Summer of Math Exposition

This was seemed a bit confusing to me (and my field is information theory). I think that a lot of emphasis should have been put on the fact that the reason why this does better than Huffman is because it considers dependence between characters. If one encodes i.i.d. symbols from a distribution, the Huffman code is optimal, here the fact that the distribution changes at each symbol indicates that the distribution is actually a conditional. Finally I think that the argument about "patents is bad" is either too short or should not appear. I think it is a very important point but is slightly underdeveloped in this exposition.

1. Identify your intended audience. E.g., should they understand the tree diagrams shown during the first minute? 2. Explain "compression" and "coding" (don't ignore "decoding"). E.g., compare "I WISH I WERE A BIRD" with "IWISHIWEREABIRD" and "WSH WR BRD", etc. 3. Summarize your key result(s) before embarking on prolonged analyses involving various discrete-to-continuous transitions.
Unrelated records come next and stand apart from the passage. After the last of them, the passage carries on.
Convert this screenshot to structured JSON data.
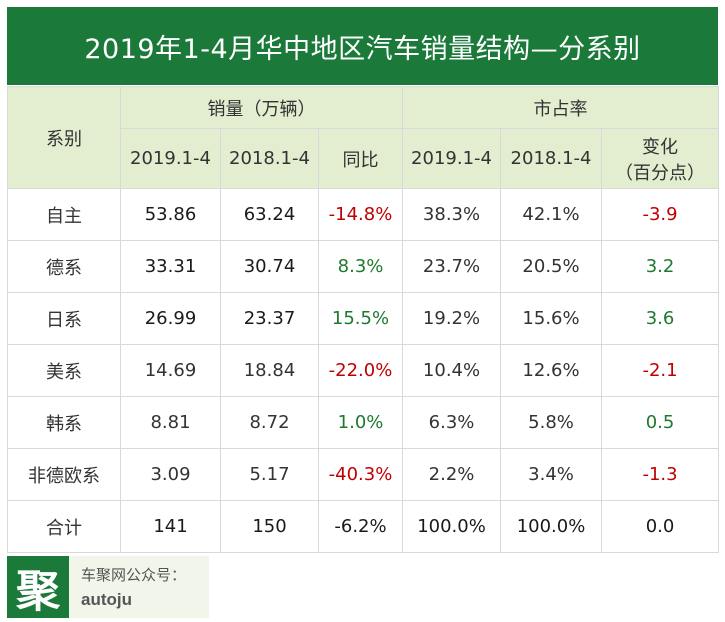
{
  "title": "2019年1-4月华中地区汽车销量结构—分系别",
  "header": {
    "series_label": "系别",
    "sales_group": "销量（万辆）",
    "share_group": "市占率",
    "sales_cols": [
      "2019.1-4",
      "2018.1-4",
      "同比"
    ],
    "share_cols": [
      "2019.1-4",
      "2018.1-4"
    ],
    "change_label_line1": "变化",
    "change_label_line2": "（百分点）"
  },
  "rows": [
    {
      "name": "自主",
      "s2019": "53.86",
      "s2018": "63.24",
      "yoy": "-14.8%",
      "m2019": "38.3%",
      "m2018": "42.1%",
      "chg": "-3.9"
    },
    {
      "name": "德系",
      "s2019": "33.31",
      "s2018": "30.74",
      "yoy": "8.3%",
      "m2019": "23.7%",
      "m2018": "20.5%",
      "chg": "3.2"
    },
    {
      "name": "日系",
      "s2019": "26.99",
      "s2018": "23.37",
      "yoy": "15.5%",
      "m2019": "19.2%",
      "m2018": "15.6%",
      "chg": "3.6"
    },
    {
      "name": "美系",
      "s2019": "14.69",
      "s2018": "18.84",
      "yoy": "-22.0%",
      "m2019": "10.4%",
      "m2018": "12.6%",
      "chg": "-2.1"
    },
    {
      "name": "韩系",
      "s2019": "8.81",
      "s2018": "8.72",
      "yoy": "1.0%",
      "m2019": "6.3%",
      "m2018": "5.8%",
      "chg": "0.5"
    },
    {
      "name": "非德欧系",
      "s2019": "3.09",
      "s2018": "5.17",
      "yoy": "-40.3%",
      "m2019": "2.2%",
      "m2018": "3.4%",
      "chg": "-1.3"
    },
    {
      "name": "合计",
      "s2019": "141",
      "s2018": "150",
      "yoy": "-6.2%",
      "m2019": "100.0%",
      "m2018": "100.0%",
      "chg": "0.0"
    }
  ],
  "colors": {
    "brand_green": "#1b7a3a",
    "header_bg": "#e3edd0",
    "negative": "#c00000",
    "positive": "#1e7a2e"
  },
  "footer": {
    "logo_char": "聚",
    "line1": "车聚网公众号：",
    "line2": "autoju"
  }
}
This is a very competent video on a somewhat technical topic. I personally appreciate it a lot, because I like information and coding theory and love to see neat topics like this being explored on youtube. You do a good job at the beginning of talking about the social and technological context behind the algorithms you're describing. Your insight that the fundamental idea behind the codes you're discussing is "just encode it as a big binary number" is very catchy and memorable, that's going to stay with me. I like that you acknowledge Reducible's video on Huffman codes, I think it's both good practice to point to the good work of others, and also it helps to connect your video to other things a math-interested youtube viewer may have seen. I also think it's cool that you included your python implementation of this stuff, I think including a resource like that is definitely above and beyond. Also, I liked all of your example texts being silly memes. I felt like your exposition got more difficult to follow in the section on asymetric numeral systems. I felt like connection between the algorithm you were describing and the basic idea of "add a 1 to the beginning and encode the number" got obscured. You also raised some questions you didn't really answer, for example, you brush aside the question of how you produce the labeling needed for ANS, simply saying you "use some heuristic". On the other hand, you also take care to make a note of details about renormalizing X if C(X) is above the threshold T, and I'm sure those details matter, but I felt like I was lacking a little bit of the motivation for why they were coming up. Overall, I felt like this section of the video needed some more refining to make sure it flowed more coherently, and didn't leave you hanging on some details and motivation. I see in your video description on youtube that you ran out of time to work on this video more, but I hope that you do work on it more! I think it's a great topic and I'd love to see what it can become.

I almost wanted you to go in harder on the law part. This was a great explainer though and had great visuals and music choice.

I really have to watch it a few times to understand it. It's highly compressed content:-)

super information dump - brain might explode. good accessibility of content, nice topic introduction and memorability. everything followed, however jargon wasn't as easily addressed as it could have been

interesting informative and excellent animations

really excellent work! got this organically in my recommended feed prior to registering as a judge and i loved it

Goal Orientation: 4/10 Novelty: 2/10 Thought-Provoking: 2/10 Comprehensibility: 1/10 Technological: 6/10 Overall Average: 3/10

Excellent

Motivation: Good. The video has a hook of non-mathematical reasons why this class of algorithms is being suppressed, as well as a promise to explain why those algorithms are actually better. That invites both novices and people with a bit more experience. Clarity: Probably the weakest point of the four here. The video jumps in a bit too early with technical language, in contrast to the invitation laid out from the introduction. Novelty: As someone without a lot of cryptography background, but generally strong math comprehension, I think I was the target audience for the added value of your animations on this topic. That said, it's hard for me to compare with existing sources. Memorability: I was really hoping for an example that I could take home, perhaps running through the video. While the video wasn't lacking in examples, none really stuck out.

Very well presented and clearly explained.

This is a very interesting topic, and your tone and style are pleasant and enjoyable. I think that more simple examples to clarify the encoding algorithms would have helped to make the content easier to follow and remember.